We use Tortoise SVN for Storyline projects.
It's true that all the text comparisons and so on are not usable (the tool is designed for code as you said), but the most important features for us are to be able to track who did what and when and the possibility to version projects and be able to reverse to an older version if needed.

 

Steve Flowers

SVN is great. We used it about ten years back in production for large teams. The tech folks got along well with SVN. Some of the less technical didn't like it very well and it didn't (at the time) play very well with Office documents. I don't remember the issues we had with Word documents but it seemed to mangle stuff from time to time. 

One of the great things about SVN is the options you have for integration with other tools.

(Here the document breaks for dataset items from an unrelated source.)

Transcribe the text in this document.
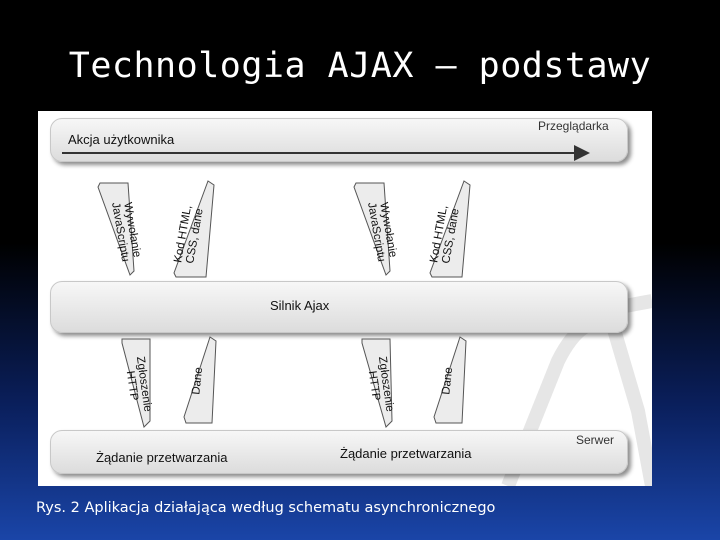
Technologia AJAX – podstawy
Przeglądarka
Akcja użytkownika
Silnik Ajax
Serwer
Żądanie przetwarzania	Żądanie przetwarzania
Wywołanie
JavaScriptu	Kod HTML,
CSS, dane	Wywołanie
JavaScriptu	Kod HTML,
CSS, dane
Zgłoszenie
HTTP	Dane	Zgłoszenie
HTTP	Dane
Rys. 2 Aplikacja działająca według schematu asynchronicznego
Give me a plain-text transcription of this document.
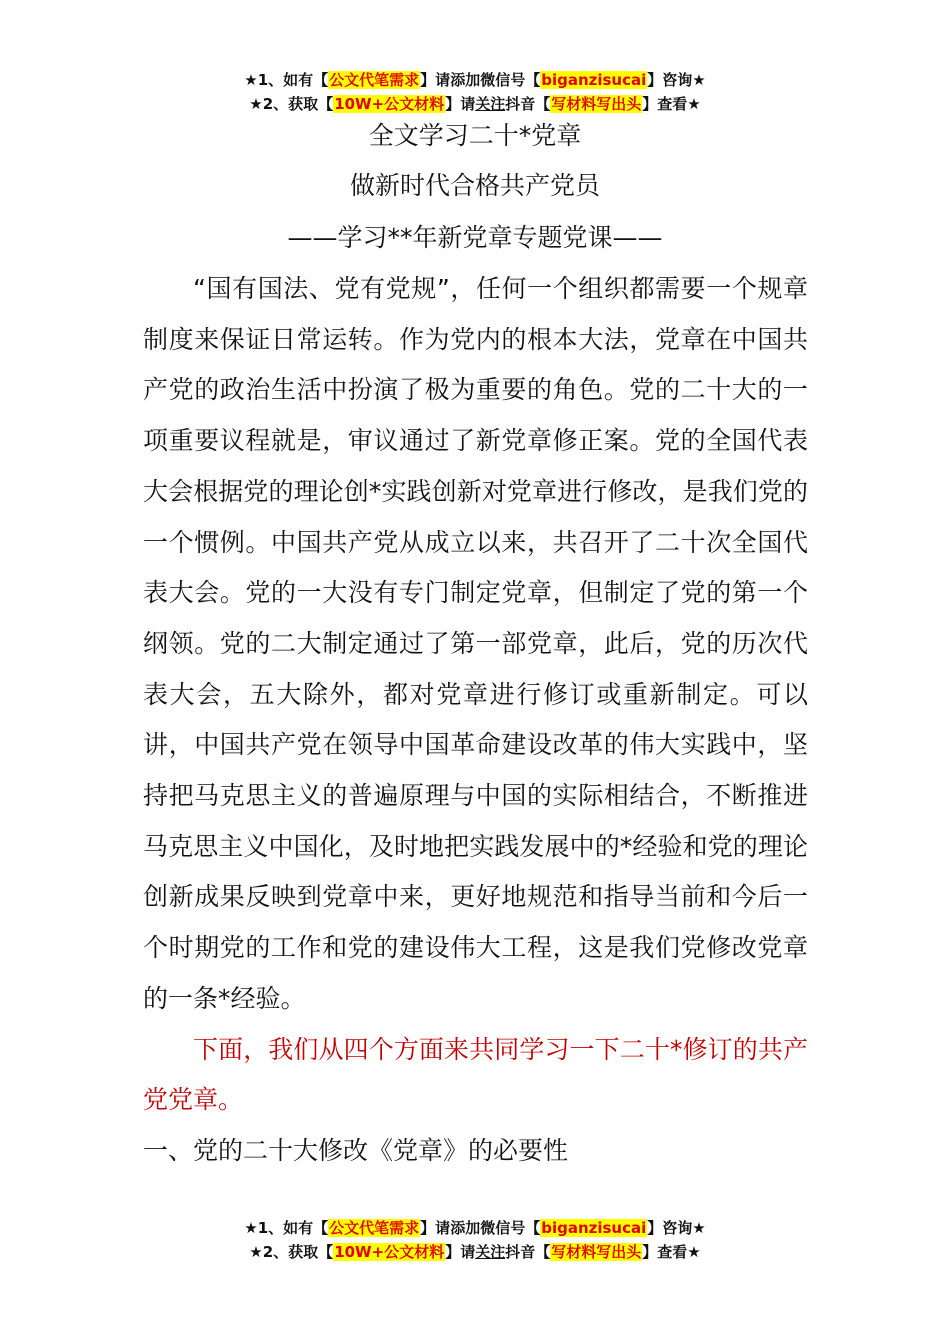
★1、如有【公文代笔需求】请添加微信号【biganzisucai】咨询★
★2、获取【10W+公文材料】请关注抖音【写材料写出头】查看★
全文学习二十*党章
做新时代合格共产党员
——学习**年新党章专题党课——

“国有国法、党有党规”，任何一个组织都需要一个规章制度来保证日常运转。作为党内的根本大法，党章在中国共产党的政治生活中扮演了极为重要的角色。党的二十大的一项重要议程就是，审议通过了新党章修正案。党的全国代表大会根据党的理论创*实践创新对党章进行修改，是我们党的一个惯例。中国共产党从成立以来，共召开了二十次全国代表大会。党的一大没有专门制定党章，但制定了党的第一个纲领。党的二大制定通过了第一部党章，此后，党的历次代表大会，五大除外，都对党章进行修订或重新制定。可以讲，中国共产党在领导中国革命建设改革的伟大实践中，坚持把马克思主义的普遍原理与中国的实际相结合，不断推进马克思主义中国化，及时地把实践发展中的*经验和党的理论创新成果反映到党章中来，更好地规范和指导当前和今后一个时期党的工作和党的建设伟大工程，这是我们党修改党章的一条*经验。

下面，我们从四个方面来共同学习一下二十*修订的共产党党章。

一、党的二十大修改《党章》的必要性

★1、如有【公文代笔需求】请添加微信号【biganzisucai】咨询★
★2、获取【10W+公文材料】请关注抖音【写材料写出头】查看★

We used Trac for project and defect tracking. Worked really well. We also used ActiveCollab for project management and collaboration / comms. This also worked pretty well and offers an integration with SVN and GIT. 

The biggest drawback to technical tools that require a process to commit files (and enforce comments) is the value of the tool decreases with inconsistent use. In our case, folks were entering nonsense into comments (ASDFSDFA, for example) just to get the commits in and some just couldn't figure out how to make it work (or would forget to commit) which caused version issues. If one team member doesn't use the tool well, it can cause problems for the rest of the team.

Overall, SVN or GIT are fantastic if you have a significant code-base. For proprietary bundled source like Storyline and MS Office Docs, you might have a better time with a shared folder sync application like Dropbox, Egnyte, or OwnCloud. No commits required or complex branch logic to maintain.